Внезапно Магон положил Антигону руку на плечо и очень серьезно сказал:
— Благодарю тебя за изумительный меч. Я никогда бы не поверил, что ты способен выдержать переход через горы. Я даже проникся к тебе уважением. И потом я знаю, как тебя любят мои братья. Я так к тебе относиться не буду, метек, но давай забудем наши прежние споры.
— Не я их начинал, Магон, — поморщился Антигон.
Брат Ганнибала согласно кивнул, криво усмехнулся, приложил руку к сердцу и быстро удалился. Грек долго смотрел ему вслед.
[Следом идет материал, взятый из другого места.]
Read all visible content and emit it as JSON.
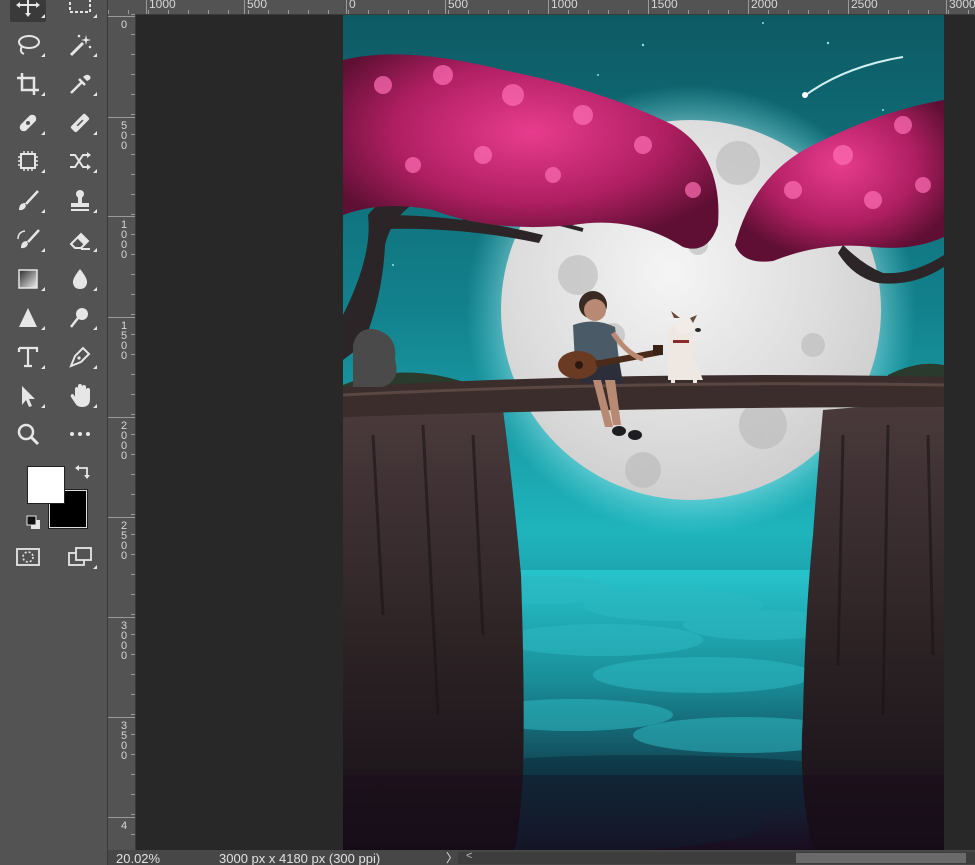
{
  "rulers": {
    "top_labels": [
      "1000",
      "500",
      "0",
      "500",
      "1000",
      "1500",
      "2000",
      "2500",
      "3000"
    ],
    "left_labels": [
      [
        "0"
      ],
      [
        "5",
        "0",
        "0"
      ],
      [
        "1",
        "0",
        "0",
        "0"
      ],
      [
        "1",
        "5",
        "0",
        "0"
      ],
      [
        "2",
        "0",
        "0",
        "0"
      ],
      [
        "2",
        "5",
        "0",
        "0"
      ],
      [
        "3",
        "0",
        "0",
        "0"
      ],
      [
        "3",
        "5",
        "0",
        "0"
      ],
      [
        "4"
      ]
    ]
  },
  "tools": [
    {
      "name": "move-tool",
      "icon": "move-icon"
    },
    {
      "name": "marquee-tool",
      "icon": "rect-marquee-icon"
    },
    {
      "name": "lasso-tool",
      "icon": "lasso-icon"
    },
    {
      "name": "magic-wand-tool",
      "icon": "magic-wand-icon"
    },
    {
      "name": "crop-tool",
      "icon": "crop-icon"
    },
    {
      "name": "eyedropper-tool",
      "icon": "eyedropper-icon"
    },
    {
      "name": "spot-healing-tool",
      "icon": "bandage-icon"
    },
    {
      "name": "healing-brush-tool",
      "icon": "patch-icon"
    },
    {
      "name": "content-aware-move-tool",
      "icon": "chip-icon"
    },
    {
      "name": "shuffle-tool",
      "icon": "shuffle-icon"
    },
    {
      "name": "brush-tool",
      "icon": "brush-icon"
    },
    {
      "name": "clone-stamp-tool",
      "icon": "stamp-icon"
    },
    {
      "name": "history-brush-tool",
      "icon": "history-brush-icon"
    },
    {
      "name": "eraser-tool",
      "icon": "eraser-icon"
    },
    {
      "name": "gradient-tool",
      "icon": "gradient-icon"
    },
    {
      "name": "blur-tool",
      "icon": "drop-icon"
    },
    {
      "name": "sharpen-tool",
      "icon": "triangle-icon"
    },
    {
      "name": "dodge-tool",
      "icon": "dodge-icon"
    },
    {
      "name": "type-tool",
      "icon": "type-icon"
    },
    {
      "name": "pen-tool",
      "icon": "pen-icon"
    },
    {
      "name": "path-selection-tool",
      "icon": "arrow-icon"
    },
    {
      "name": "hand-tool",
      "icon": "hand-icon"
    },
    {
      "name": "zoom-tool",
      "icon": "magnifier-icon"
    },
    {
      "name": "more-tools",
      "icon": "ellipsis-icon"
    },
    {
      "name": "quick-mask",
      "icon": "quick-mask-icon"
    },
    {
      "name": "screen-mode",
      "icon": "screen-mode-icon"
    }
  ],
  "colors": {
    "foreground": "#ffffff",
    "background": "#000000",
    "panel": "#535353",
    "workspace": "#282828"
  },
  "status": {
    "zoom": "20.02%",
    "doc_info": "3000 px x 4180 px (300 ppi)",
    "arrow": "〉",
    "scroll_left": "<"
  }
}
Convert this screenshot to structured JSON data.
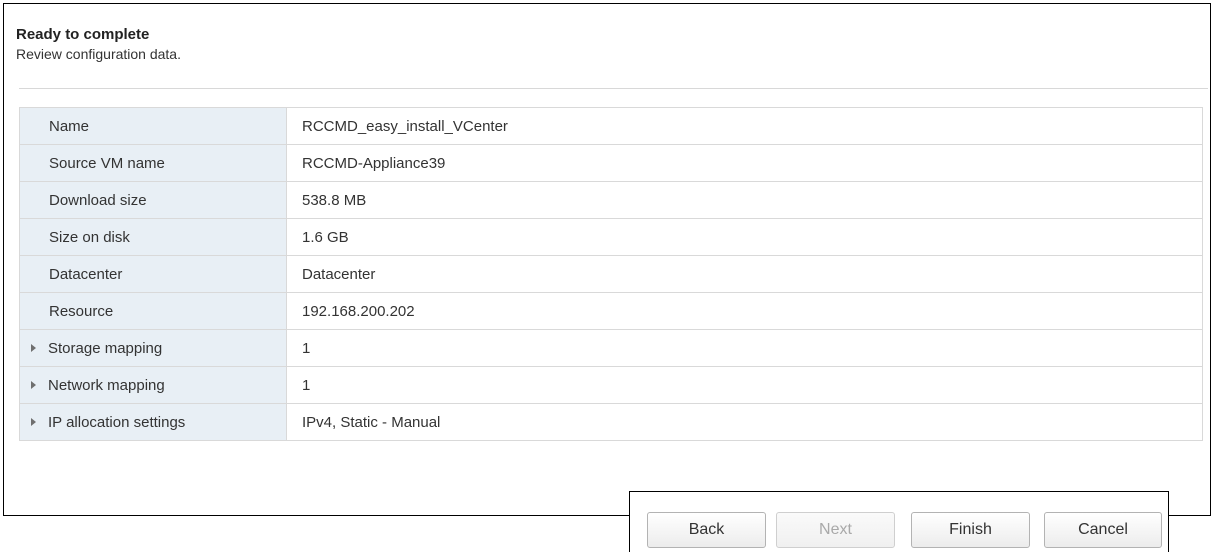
{
  "header": {
    "title": "Ready to complete",
    "subtitle": "Review configuration data."
  },
  "review_table": {
    "rows": [
      {
        "label": "Name",
        "value": "RCCMD_easy_install_VCenter",
        "expandable": false
      },
      {
        "label": "Source VM name",
        "value": "RCCMD-Appliance39",
        "expandable": false
      },
      {
        "label": "Download size",
        "value": "538.8 MB",
        "expandable": false
      },
      {
        "label": "Size on disk",
        "value": "1.6 GB",
        "expandable": false
      },
      {
        "label": "Datacenter",
        "value": "Datacenter",
        "expandable": false
      },
      {
        "label": "Resource",
        "value": "192.168.200.202",
        "expandable": false
      },
      {
        "label": "Storage mapping",
        "value": "1",
        "expandable": true,
        "icon": "chevron-right-icon"
      },
      {
        "label": "Network mapping",
        "value": "1",
        "expandable": true,
        "icon": "chevron-right-icon"
      },
      {
        "label": "IP allocation settings",
        "value": "IPv4, Static - Manual",
        "expandable": true,
        "icon": "chevron-right-icon"
      }
    ]
  },
  "footer": {
    "back_label": "Back",
    "next_label": "Next",
    "next_enabled": false,
    "finish_label": "Finish",
    "cancel_label": "Cancel"
  },
  "colors": {
    "label_background": "#e8eff5",
    "border": "#d9d9d9",
    "disabled_text": "#a9a9a9"
  }
}
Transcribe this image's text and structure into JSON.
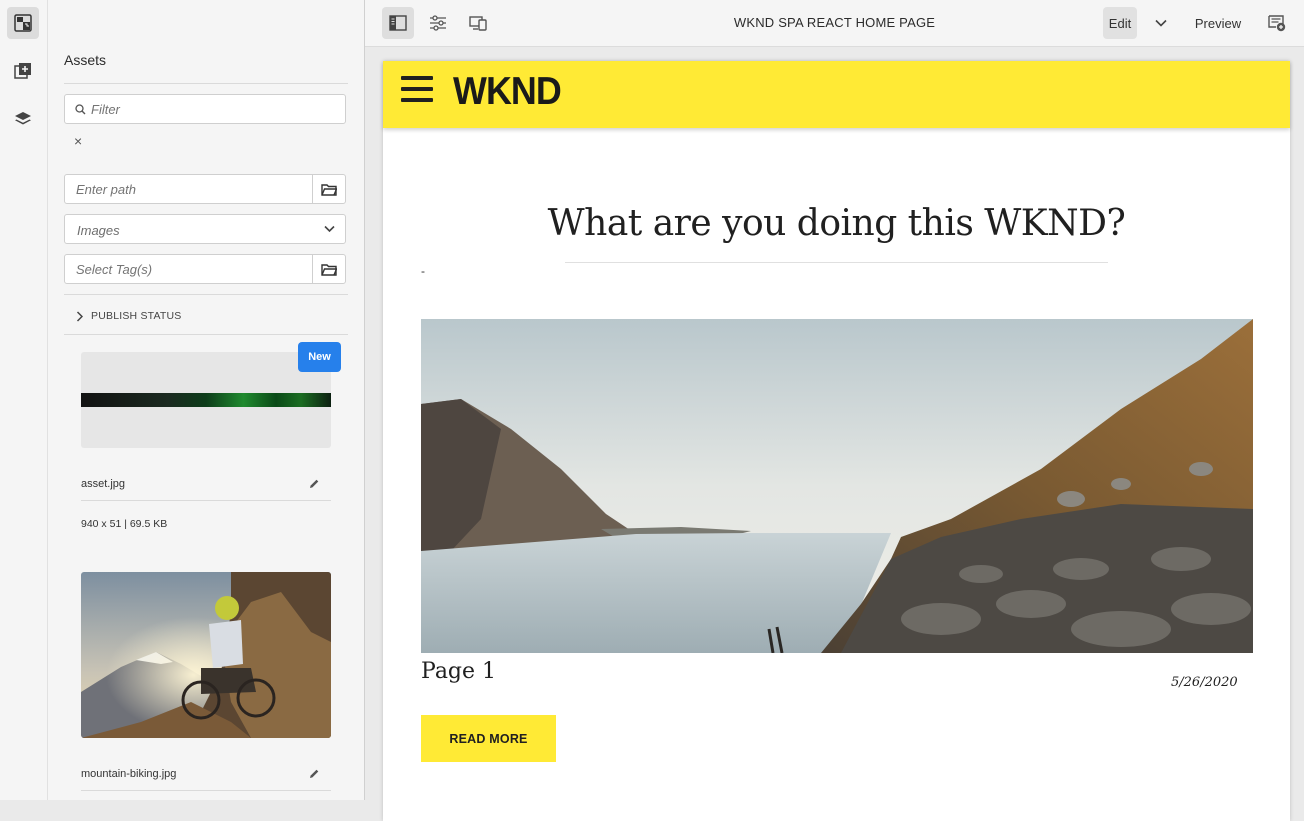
{
  "rail": {
    "items": [
      {
        "icon": "asset-finder-icon",
        "active": true
      },
      {
        "icon": "components-icon",
        "active": false
      },
      {
        "icon": "layers-icon",
        "active": false
      }
    ]
  },
  "panel": {
    "title": "Assets",
    "filter_placeholder": "Filter",
    "clear_label": "×",
    "path_placeholder": "Enter path",
    "type_value": "Images",
    "tags_placeholder": "Select Tag(s)",
    "publish_status_label": "PUBLISH STATUS",
    "assets": [
      {
        "name": "asset.jpg",
        "meta": "940 x 51 | 69.5 KB",
        "badge": "New"
      },
      {
        "name": "mountain-biking.jpg"
      }
    ]
  },
  "toolbar": {
    "page_title": "WKND SPA REACT HOME PAGE",
    "edit_label": "Edit",
    "preview_label": "Preview"
  },
  "page": {
    "logo": "WKND",
    "headline": "What are you doing this WKND?",
    "dash": "-",
    "card_title": "Page 1",
    "card_date": "5/26/2020",
    "read_more": "READ MORE",
    "accent_color": "#ffea35"
  }
}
Магон был превосходным, очень жестоким воином и весьма искусным военачальником, сравнимым с такими несравненными стратегами, как Пирр, Гамилькар и Ганнибал, Антигон ни минуты не сомневался, что Магон, добровольно согласившийся подчиниться старшему брату, сам мог бы встать во главе войска.
Но вместе с тем над ним довлела какая-то темная сила, заставлявшая его творить зверства, из-за которых вот уже несколько столетий греки люто ненавидели финикийцев и пунов. Эта война была столь же ужасна, как и все войны вообще. Ганнибал спокойно посылал войска разорять земли союзных Риму племен и сжигать их селения и городища. А тех, кого стратег так и не сумел уговорами привлечь на свою сторону, он безжалостно убивал. Но Магон слишком уж охотно возглавлял именно эти отряды, причем в жестокости он ухитрился превзойти даже Ганнибала Мономаха. Порой Антигону казалось, что в огромном волосатом теле, так похожем на тело Гамилькара Барки, живет частица души Ганнона Великого. Магон вполне мог оказаться на его месте в тот страшный день во дворце в Бирсе.